Society does not just require energy in the form of electricity: heat is also essential. In the average French household for example, two thirds of the energy used is heat and one-third is electricity (WWF, 2000). When fossil fuels are burnt to produce electricity, a by-product of the process is heat.
Traditionally this heat energy has been lost as waste and therefore the efficiency of fossil fuel burning power plants has been low. However, in the last few decades huge advances have been made in fossil fuel cogeneration plants where most of this 'waste heat' is recovered and used in industrial heating or urban heating systems.

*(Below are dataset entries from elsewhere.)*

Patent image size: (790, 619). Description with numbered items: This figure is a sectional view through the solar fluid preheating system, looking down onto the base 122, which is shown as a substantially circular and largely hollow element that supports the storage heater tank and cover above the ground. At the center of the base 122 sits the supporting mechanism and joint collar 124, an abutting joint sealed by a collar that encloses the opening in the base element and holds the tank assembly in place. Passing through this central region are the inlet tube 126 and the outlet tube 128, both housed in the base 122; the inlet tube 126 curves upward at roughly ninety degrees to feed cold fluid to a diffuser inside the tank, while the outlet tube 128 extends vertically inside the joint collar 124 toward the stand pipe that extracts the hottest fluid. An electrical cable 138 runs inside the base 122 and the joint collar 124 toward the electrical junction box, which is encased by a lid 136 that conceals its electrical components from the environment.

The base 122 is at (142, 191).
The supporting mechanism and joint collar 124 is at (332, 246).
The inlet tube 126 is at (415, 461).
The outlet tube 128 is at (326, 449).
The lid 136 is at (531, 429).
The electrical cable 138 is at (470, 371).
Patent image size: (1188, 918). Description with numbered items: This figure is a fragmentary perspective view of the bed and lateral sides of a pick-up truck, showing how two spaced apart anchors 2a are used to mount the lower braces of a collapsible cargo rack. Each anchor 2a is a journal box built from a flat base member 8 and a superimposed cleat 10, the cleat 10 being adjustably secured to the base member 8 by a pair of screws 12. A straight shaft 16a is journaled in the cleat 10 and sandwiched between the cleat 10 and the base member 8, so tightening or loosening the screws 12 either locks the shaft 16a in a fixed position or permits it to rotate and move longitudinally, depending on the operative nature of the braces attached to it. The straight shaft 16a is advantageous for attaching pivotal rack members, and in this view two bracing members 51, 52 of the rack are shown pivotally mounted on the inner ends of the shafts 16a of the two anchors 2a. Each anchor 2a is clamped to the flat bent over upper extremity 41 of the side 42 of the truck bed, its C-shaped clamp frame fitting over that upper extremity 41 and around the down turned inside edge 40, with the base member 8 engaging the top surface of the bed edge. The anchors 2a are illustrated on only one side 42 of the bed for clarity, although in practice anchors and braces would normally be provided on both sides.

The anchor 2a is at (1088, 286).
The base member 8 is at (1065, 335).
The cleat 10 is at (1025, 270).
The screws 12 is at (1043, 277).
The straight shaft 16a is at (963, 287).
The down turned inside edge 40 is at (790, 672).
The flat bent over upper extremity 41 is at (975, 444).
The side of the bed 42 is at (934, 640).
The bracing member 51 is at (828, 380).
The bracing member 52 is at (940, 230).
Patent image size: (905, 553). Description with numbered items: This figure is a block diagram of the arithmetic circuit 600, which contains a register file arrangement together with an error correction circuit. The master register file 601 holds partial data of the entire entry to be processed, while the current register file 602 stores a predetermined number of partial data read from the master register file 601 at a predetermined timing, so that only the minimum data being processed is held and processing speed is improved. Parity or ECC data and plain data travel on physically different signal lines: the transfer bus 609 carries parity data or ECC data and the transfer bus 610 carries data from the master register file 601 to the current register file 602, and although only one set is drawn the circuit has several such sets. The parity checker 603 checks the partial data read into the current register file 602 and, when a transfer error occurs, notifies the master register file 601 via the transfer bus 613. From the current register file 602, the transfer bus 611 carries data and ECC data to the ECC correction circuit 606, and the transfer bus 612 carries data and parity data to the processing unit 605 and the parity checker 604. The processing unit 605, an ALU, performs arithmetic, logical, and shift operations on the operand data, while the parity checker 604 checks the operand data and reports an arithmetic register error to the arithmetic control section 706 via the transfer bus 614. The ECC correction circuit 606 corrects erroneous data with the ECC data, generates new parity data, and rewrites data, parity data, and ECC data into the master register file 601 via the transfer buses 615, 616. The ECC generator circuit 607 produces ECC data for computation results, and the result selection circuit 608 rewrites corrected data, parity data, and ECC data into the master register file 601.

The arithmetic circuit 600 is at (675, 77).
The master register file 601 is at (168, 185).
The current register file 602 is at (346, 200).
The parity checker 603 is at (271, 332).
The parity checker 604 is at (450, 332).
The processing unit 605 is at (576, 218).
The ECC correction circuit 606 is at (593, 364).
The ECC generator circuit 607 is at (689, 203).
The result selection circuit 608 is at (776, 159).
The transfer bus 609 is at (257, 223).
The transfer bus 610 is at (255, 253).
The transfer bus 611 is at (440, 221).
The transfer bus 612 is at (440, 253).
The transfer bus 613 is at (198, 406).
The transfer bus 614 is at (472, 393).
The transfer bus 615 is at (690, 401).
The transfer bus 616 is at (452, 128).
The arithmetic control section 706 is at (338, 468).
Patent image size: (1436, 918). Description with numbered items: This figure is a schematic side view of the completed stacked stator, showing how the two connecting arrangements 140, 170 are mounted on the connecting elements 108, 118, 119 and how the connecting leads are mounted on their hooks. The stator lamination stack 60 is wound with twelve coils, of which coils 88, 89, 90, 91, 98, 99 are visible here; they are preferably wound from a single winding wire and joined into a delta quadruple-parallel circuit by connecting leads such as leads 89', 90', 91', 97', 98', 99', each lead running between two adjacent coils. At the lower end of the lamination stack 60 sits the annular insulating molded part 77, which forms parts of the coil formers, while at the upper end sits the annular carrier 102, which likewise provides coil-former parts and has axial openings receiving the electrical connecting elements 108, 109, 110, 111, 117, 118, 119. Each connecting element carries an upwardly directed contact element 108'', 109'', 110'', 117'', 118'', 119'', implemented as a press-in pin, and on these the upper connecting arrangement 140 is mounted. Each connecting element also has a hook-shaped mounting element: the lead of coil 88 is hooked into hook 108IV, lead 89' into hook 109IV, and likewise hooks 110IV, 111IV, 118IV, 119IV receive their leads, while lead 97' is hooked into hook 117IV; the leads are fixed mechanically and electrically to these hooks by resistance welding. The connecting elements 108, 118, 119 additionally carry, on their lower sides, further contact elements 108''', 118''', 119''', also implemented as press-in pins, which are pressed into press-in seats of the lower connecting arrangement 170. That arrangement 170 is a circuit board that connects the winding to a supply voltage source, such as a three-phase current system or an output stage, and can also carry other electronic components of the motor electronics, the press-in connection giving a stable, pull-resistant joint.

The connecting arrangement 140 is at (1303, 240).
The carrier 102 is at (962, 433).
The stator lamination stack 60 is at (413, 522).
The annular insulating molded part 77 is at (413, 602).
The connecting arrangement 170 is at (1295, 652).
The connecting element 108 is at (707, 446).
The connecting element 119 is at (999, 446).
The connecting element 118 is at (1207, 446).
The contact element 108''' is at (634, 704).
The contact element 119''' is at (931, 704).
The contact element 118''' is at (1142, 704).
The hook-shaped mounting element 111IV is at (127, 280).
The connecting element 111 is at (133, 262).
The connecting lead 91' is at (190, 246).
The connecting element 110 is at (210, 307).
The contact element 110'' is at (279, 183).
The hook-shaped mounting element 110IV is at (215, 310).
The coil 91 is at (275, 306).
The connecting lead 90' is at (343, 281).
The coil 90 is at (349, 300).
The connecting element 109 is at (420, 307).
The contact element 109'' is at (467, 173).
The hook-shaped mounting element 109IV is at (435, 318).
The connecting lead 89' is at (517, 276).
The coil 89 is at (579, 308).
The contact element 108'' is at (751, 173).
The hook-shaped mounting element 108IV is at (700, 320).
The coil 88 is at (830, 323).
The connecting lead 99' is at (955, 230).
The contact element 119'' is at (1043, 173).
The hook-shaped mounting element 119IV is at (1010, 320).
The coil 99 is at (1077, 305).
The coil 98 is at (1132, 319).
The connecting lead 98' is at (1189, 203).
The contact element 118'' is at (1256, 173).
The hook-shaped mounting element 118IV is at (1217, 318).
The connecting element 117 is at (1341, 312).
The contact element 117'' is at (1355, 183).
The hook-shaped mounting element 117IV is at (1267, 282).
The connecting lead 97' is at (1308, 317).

The efficiency in these plants can reach as high as 90%, compared to 35-55% in conventional plants (Field, 2000; WWF, 2000).
The ÷ko Institute has calculated the total greenhouse gas emissions of producing 1kWh electricity and 2kWh heat by various energy systems.
A natural-gas fired cogeneration plant typically generates about one-third electricity and two-thirds heat, so all of the emissions in this system would stem from the cogeneration plant.
In the case of a conventional nuclear plant power, the heat would have to be generated from another source: the ÷ko study chose an oil-fired central heating system. (Oil was chosen because the associated emissions fall between those of coal and gas.) The total emissions in this case would be as for 1kWh electricity generation in the nuclear plant, and 2 kWh heat production by the oil-fired central heating system. The results reveal that the total emissions from the gas cogeneration plant are of the same order of magnitude as those produced in the nuclear + oil example.
Therefore, if we were to replace older fossil-fuel burning power stations with new cogeneration systems, for the same amount of electricity and heat generation the total greenhouse gas emissions would be similar to those in a system based on electricity from nuclear power and heating from fossil fuels.
A number of nuclear cogeneration power plants have been built in Russia, Slovakia, Switzerland and Canada amongst others (Federation of Electric Power Companies of Japan, 2000). However, these are the exception rather than the rule.
While nuclear cogeneration is technically feasible, there is much less experience with this method than with fossil-fuel powered cogeneration plants mainly because nuclear power plants are built far from urban areas. Therefore the transport of the heat from the nuclear power station to the consumer would lead to a lot of heat loss.
In 2003 France generated 75% of its electricity in nuclear power plants. The nuclear industry likes to use France as a shining example of the advantages of nuclear power. However, France's greenhouse gas emissions in 2000 were still increasing, largely because it has lost control of energy consumption in other sectors, e.g. transport.
Furthermore, studies of future energy scenarios carried out by the French Government Central Planning Agency show no evident correlation between CO2 emissions and nuclear power.
In fact, the scenario with the lowest emissions was the one in which the growth in demand was minimised, not the one with the greatest use of nuclear power (Boisson, 1998 & Charpin et al., 2000). In another study, a comparison was made between the results of investments in wind energy and the same amount of investment in nuclear energy. The results were clearly favourable for wind energy. With the same investment much more energy could be generated with wind. Moreover, with investments in wind energy more new jobs were generated than with investments in nuclear energy (Bonduelle & Levevre, 2003).